2) What does a Roman emperor have to do with the tech market?
3) What is a stock index, and what are the big ones?
So you keep hearing people talk about "the market." Did it go up? Did it go down? But first, let's ask: What is it in the first place?
Simply put, the market is a place to buy and sell stock, bonds, mutual funds, or a number of other financially based "securities." Without a market, there would be no way for the average Joe to buy or sell shares of stock, so what would be the point?
The stock market provides a place where stocks can be bought and sold, so money from investors can get to companies that need it to grow their business.
OK, now to look at why there's a stock market, let's take a trip to Rome, and whoa — you're the emperor! Very nice. You have a beautiful toga and a really great place to hang out and eat grapes.
So you step onto your porch one day to look out at the market, and you see these merchants buying and selling things.
Great, but you want to know how things are going. Are things getting better? Worse? Are there more buyers than sellers? What's the deal?
To find out, you'd hire someone to go around and ask each merchant, "How are you doing?" And after he'd asked enough merchants, you'd have a sense of where things stood.
The same thing applies to the stock market's major indices: the Dow Jones Industrial Average, the S&P 500 Index, and the NASDAQComposite. In 1896, the editors of The Wall Street Journal took the 12 companies they felt best represented the United States economy and put them together in an index.
By 1928, the number of Dow stocks was at 30, and though the companies within the Dow have changed dramatically, the number has stayed at 30 ever since.
The editors essentially said, "We're going to do something very simple here — we're going to add up the price of each of their shares and we'll come up with a price for the index."
Their thinking was that, when the index goes up or down, those paying attention would get an idea of how the economy overall was doing — kind of like your helper asking the merchants at the Roman market how sales are going.
Years later, someone with more of a WeSeed way of thinking figured out that prices matter.
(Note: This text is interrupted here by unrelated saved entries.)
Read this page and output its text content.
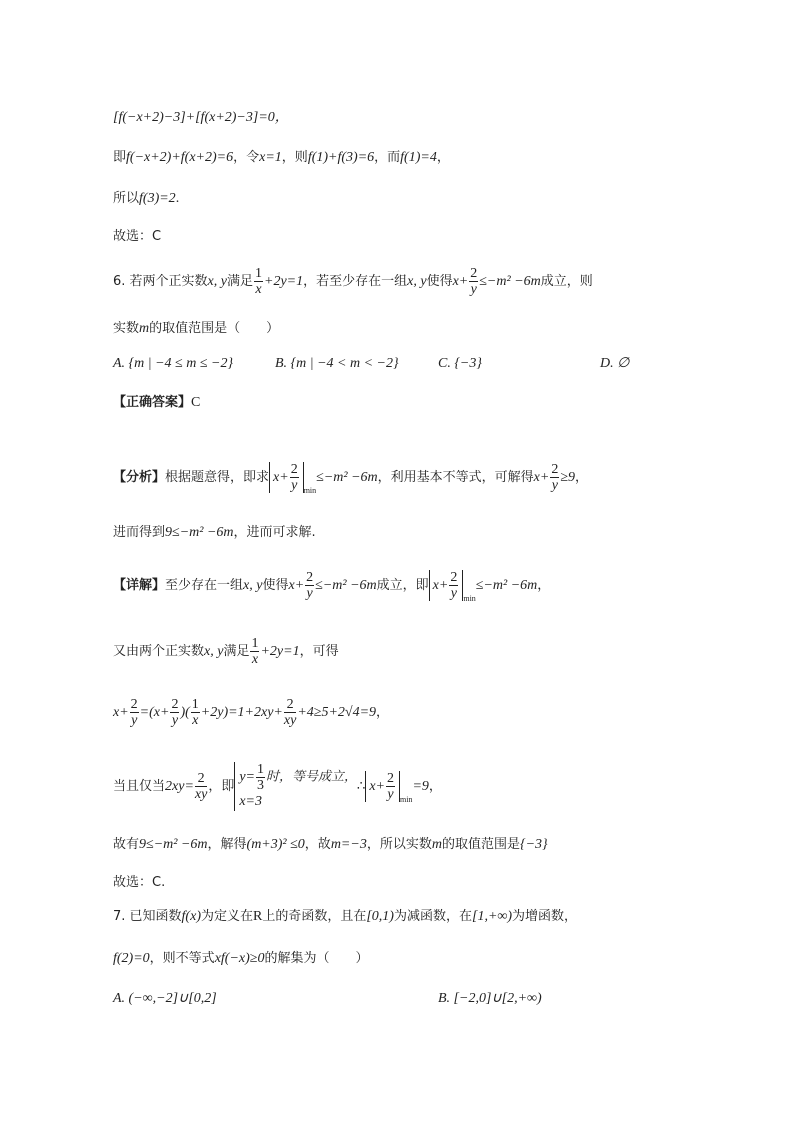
[f(−x+2)−3]+[f(x+2)−3]=0，
即f(−x+2)+f(x+2)=6，令x=1，则f(1)+f(3)=6，而f(1)=4，
所以f(3)=2.
故选：C
6. 若两个正实数x, y满足 $\frac{1}{x} +2y=1$，若至少存在一组x, y使得$x+ \frac{2}{y} \le-m^2 -6m$成立，则
实数m的取值范围是（　　）
A. {m | −4 ≤ m ≤ −2}	B. {m | −4 < m < −2}	C. {−3}	D. ∅
【正确答案】C
【分析】根据题意得，即求 $x+ \frac{2}{y} _{min}\le-m^2 -6m$，利用基本不等式，可解得$x+ \frac{2}{y} \ge 9$，
进而得到9≤−m² −6m，进而可求解.
【详解】至少存在一组x, y使得$x+ \frac{2}{y} \le-m^2 -6m$成立，即 $x+ \frac{2}{y} _{min}\le-m^2 -6m$，
又由两个正实数x, y满足 $\frac{1}{x} +2y=1$，可得
$x+ \frac{2}{y} =(x+ \frac{2}{y}$ )( $\frac{1}{x} +2y)=1+2xy+ \frac{2}{xy} +4\ge 5+2√4=9$，
当且仅当$2xy= \frac{2}{xy}$ ，即
$y= \frac{1}{3}$ 时，等号成立，
x=3
∴ $x+ \frac{2}{y} _{min}=9$，
故有9≤−m² −6m，解得(m+3)² ≤0，故m=−3，所以实数m的取值范围是{−3}
故选：C.
7. 已知函数f(x)为定义在R上的奇函数，且在[0,1)为减函数，在[1,+∞)为增函数，
f(2)=0，则不等式xf(−x)≥0的解集为（　　）
A. (−∞,−2]∪[0,2]	B. [−2,0]∪[2,+∞)
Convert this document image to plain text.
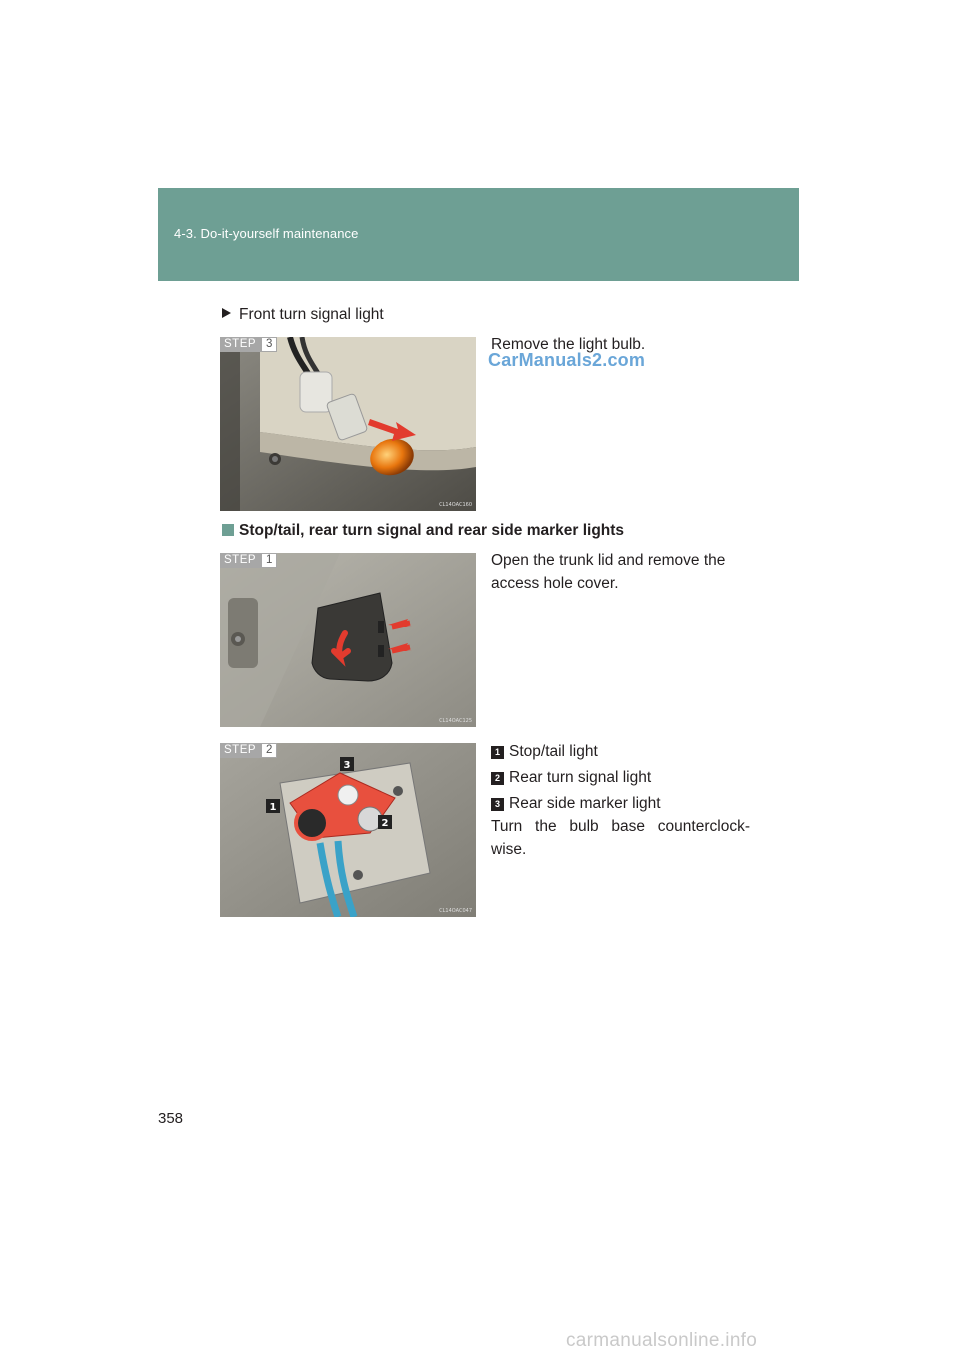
4-3. Do-it-yourself maintenance
Front turn signal light
STEP 3
CL14OAC160
Remove the light bulb.
CarManuals2.com
Stop/tail, rear turn signal and rear side marker lights
STEP 1
CL14OAC125
Open the trunk lid and remove the access hole cover.
1
2
3
STEP 2
CL14OAC047
1 Stop/tail light
2 Rear turn signal light
3 Rear side marker light
Turn the bulb base counterclock-wise.
358
carmanualsonline.info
But even more important than price is value.
In 1957, the folks at Standard and Poor's created something called the S&P 500 Index. They felt that 30 companies was too small of a sample, so they decided to take the 500 biggest companies in the United States, from a variety of industries.
They took the amount of shares from these companies and multiplied this number by their share price. In other words, stocks with higher market capitalization (share price times the number of available shares) are given a greater weight than "smaller" stocks.
By taking the value of each of those companies and adding it all up, they came up with something called the S&P 500 Index, and it tells you what the collective value of those 500 companies did on a given day.
Years later, people started to come up with different indices that represent different groups of companies — like the NASDAQ, which contains mostly technology and biotechnology names.
What do these three indices tell us? Well, instead of someone asking all of the merchants how their business is doing, all we have to do is check the S&P 500, the Dow, and the NASDAQto get an idea of how "the market" — and therefore investors — are feeling.
That's much simpler now, isn't it?
Three Facts to Wow Your Friends at a Party
1) The “stock market” began on May 17, 1792, when 24 stockbrokers and merchants signed the Buttonwood Agreement. That formed what would become the NYSE.
2) Despite the New York Stock Exchange’s fame, it was not the first stock exchange in the United States. That distinction belongs to the Philadelphia Stock Exchange, which was founded in 1790.
It's not easy to come up with analogies for the stock market, but here's one that might help you understand why "the market" is so important.
Let's pretend that every time you bought something, you had to keep it for the rest of your life. So if you bought a cell phone 10 years ago, you would have to keep it forever.
Remember the brick-sized cell phones from back in the day? Would you want to lug one of those things around now?
Of course not, but too bad. In this bizarro world, you'd have to hang on to it — you couldn't sell it to an antique shop, recycle it at Best Buy, or throw it away.
Can you imagine how much clutter you would accumulate? It would get so bad that you would probably stop buying things altogether. You wouldn't have any place to put them, and you wouldn't want to deal with the hassle of never getting rid of them.
Your electronics would be obsolete, and you don't even want to think about your wardrobe.
That's what it would be like if "the market" didn't exist.
Without a place for stocks to get transferred from one person to another, the economy would slow to a crawl and few people would bother to come up with great ideas anymore.
Stocks, bonds, and mutual funds would cease to be a viable alternative to piggy banks, as all of that analysis and mental energy would just be too much work for very little payoff.
The market allows investors to buy shares, knowing full well they can sell them again if they change their mind — someone will almost always be on the other end wanting to buy them back.
And now that the online world has made investing easier, people are more likely to buy and sell stocks as a way of building their nest eggs.
So you can gladly buy a new cell phone because you don't have to keep it around forever. And you can even carry it around in your pocket rather than using a wheelbarrow. You also don't need to hang on to the shares of that cell-phone company you don't love so much anymore.
Aren't you glad the market is around?